O alerta era grave e o Capitão Chataud decidiu parar nas estradas de Brusc, perto de Toulon. Esta estrada, bem abrigada pela ilha de Les Embiez, tem sido um ancoradouro popular para marinheiros desde a Antiguidade. É, de facto, o antigo Tauroentum. As razões para esta escala são bastante misteriosas, mas alguns historiadores acreditam que Chataud queria seguir o conselho dos proprietários da carga para determinar o que fazer.

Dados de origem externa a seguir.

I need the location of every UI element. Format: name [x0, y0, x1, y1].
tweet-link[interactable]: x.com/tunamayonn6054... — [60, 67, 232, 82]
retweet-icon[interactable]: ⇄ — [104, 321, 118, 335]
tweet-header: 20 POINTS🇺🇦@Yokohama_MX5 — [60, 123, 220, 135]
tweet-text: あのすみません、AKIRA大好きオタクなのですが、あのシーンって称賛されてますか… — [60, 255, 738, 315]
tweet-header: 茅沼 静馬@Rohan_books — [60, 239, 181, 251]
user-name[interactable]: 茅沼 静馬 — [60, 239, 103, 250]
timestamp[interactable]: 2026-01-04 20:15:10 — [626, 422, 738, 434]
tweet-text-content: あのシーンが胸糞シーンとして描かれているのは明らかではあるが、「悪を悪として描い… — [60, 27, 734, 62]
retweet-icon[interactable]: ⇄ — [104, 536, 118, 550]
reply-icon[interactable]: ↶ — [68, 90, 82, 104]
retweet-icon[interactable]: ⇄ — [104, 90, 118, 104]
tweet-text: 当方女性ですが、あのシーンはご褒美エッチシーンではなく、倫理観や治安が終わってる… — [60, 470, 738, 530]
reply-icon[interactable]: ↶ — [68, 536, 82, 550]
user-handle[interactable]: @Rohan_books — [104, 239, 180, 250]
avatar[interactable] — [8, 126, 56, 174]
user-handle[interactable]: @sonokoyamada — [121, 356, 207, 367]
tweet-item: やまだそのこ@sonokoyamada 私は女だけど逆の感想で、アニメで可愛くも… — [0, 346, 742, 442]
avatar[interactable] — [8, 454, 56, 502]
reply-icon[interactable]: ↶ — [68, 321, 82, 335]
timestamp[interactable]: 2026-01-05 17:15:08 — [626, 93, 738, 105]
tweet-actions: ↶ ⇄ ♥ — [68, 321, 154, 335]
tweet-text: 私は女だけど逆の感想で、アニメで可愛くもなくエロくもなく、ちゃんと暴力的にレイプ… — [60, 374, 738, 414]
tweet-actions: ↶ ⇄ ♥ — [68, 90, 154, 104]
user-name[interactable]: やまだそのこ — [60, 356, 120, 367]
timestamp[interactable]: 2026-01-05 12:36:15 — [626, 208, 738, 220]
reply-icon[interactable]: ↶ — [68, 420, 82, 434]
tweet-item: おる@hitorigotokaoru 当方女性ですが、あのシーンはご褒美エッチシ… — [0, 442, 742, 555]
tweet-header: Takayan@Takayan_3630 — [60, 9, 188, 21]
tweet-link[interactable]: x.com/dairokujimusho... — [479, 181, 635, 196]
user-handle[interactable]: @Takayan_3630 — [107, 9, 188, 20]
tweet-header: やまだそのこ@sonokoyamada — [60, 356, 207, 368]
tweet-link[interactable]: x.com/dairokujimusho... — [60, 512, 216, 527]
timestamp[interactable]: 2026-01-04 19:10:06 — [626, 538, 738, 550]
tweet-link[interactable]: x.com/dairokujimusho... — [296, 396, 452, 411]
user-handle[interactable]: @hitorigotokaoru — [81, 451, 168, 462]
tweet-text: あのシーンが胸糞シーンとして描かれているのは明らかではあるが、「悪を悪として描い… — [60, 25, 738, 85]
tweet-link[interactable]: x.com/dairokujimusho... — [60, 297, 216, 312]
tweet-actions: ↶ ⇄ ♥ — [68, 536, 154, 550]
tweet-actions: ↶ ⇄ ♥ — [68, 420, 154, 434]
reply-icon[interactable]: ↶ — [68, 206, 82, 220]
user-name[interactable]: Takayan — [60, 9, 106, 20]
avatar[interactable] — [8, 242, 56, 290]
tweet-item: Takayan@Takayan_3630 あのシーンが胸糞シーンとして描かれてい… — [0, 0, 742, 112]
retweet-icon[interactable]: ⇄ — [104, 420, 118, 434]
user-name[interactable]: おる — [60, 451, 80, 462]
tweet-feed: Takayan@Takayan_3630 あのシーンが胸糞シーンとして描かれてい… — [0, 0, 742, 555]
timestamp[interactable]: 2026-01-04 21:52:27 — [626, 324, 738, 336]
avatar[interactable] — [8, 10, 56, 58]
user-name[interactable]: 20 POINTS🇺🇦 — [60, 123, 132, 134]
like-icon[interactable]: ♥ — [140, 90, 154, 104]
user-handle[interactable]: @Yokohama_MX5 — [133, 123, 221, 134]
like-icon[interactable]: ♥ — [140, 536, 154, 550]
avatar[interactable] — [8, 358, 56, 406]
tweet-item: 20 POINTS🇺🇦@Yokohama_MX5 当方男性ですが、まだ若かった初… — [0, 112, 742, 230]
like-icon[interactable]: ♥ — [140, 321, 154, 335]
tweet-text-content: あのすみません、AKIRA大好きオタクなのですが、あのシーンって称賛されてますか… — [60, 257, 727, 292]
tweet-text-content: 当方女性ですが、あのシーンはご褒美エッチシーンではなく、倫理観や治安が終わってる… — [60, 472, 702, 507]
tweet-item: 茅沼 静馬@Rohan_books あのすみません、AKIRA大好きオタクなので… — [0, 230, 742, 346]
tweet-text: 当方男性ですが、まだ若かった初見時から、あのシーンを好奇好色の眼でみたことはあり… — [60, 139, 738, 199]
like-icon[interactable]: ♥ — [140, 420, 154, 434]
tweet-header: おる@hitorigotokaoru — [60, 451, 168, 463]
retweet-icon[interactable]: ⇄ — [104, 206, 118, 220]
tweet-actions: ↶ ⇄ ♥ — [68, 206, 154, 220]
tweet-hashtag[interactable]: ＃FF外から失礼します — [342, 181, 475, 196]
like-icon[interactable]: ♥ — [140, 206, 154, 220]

O Grande Santo António voltou então para Livorno, onde chegou no dia 17 de Maio. Os italianos proibiram o navio de entrar no porto e mantiveram-no ancorado numa enseada guardada por soldados. Esta precaução foi tanto mais judiciosa quanto no dia seguinte três pessoas morreram a bordo. Os cadáveres foram examinados por médicos que concluíram que sofriam de uma “febre maligna pestilenta”; este termo não deve levar a confusão, pois para os médicos da época não significava a peste. As autoridades de Livorno mencionaram no verso da patente de Tripoli que tinham recusado a entrada do navio no porto devido à morte de parte da tripulação devido a esta febre.

O navio regressou então a Marselha: tinham ocorrido nove mortes a bordo desde a partida de Trípoli.

Quarantena

À sua chegada, o Capitão Chataud foi ao gabinete de saúde para fazer a sua declaração ao comissário de bordo Tiran. Ele produziu as patentes claras e só o podia informar das mortes ocorridas durante a travessia. A 27 de Maio, apenas dois dias após a chegada do navio, um marinheiro morreu a bordo. O gabinete de saúde, decide por unanimidade enviar o navio para a ilha de Jarre, depois muda de ideias e, numa segunda deliberação, decide transferir o cadáver para as enfermarias para exame e enviar o navio para a ilha de Pomègues, no arquipélago de Frioul. A 29 de Maio, o mesmo gabinete decidiu, invulgarmente, fazer desembarcar os bens valiosos nas enfermarias enquanto os fardos de algodão deviam ser transferidos para a ilha de Jarre.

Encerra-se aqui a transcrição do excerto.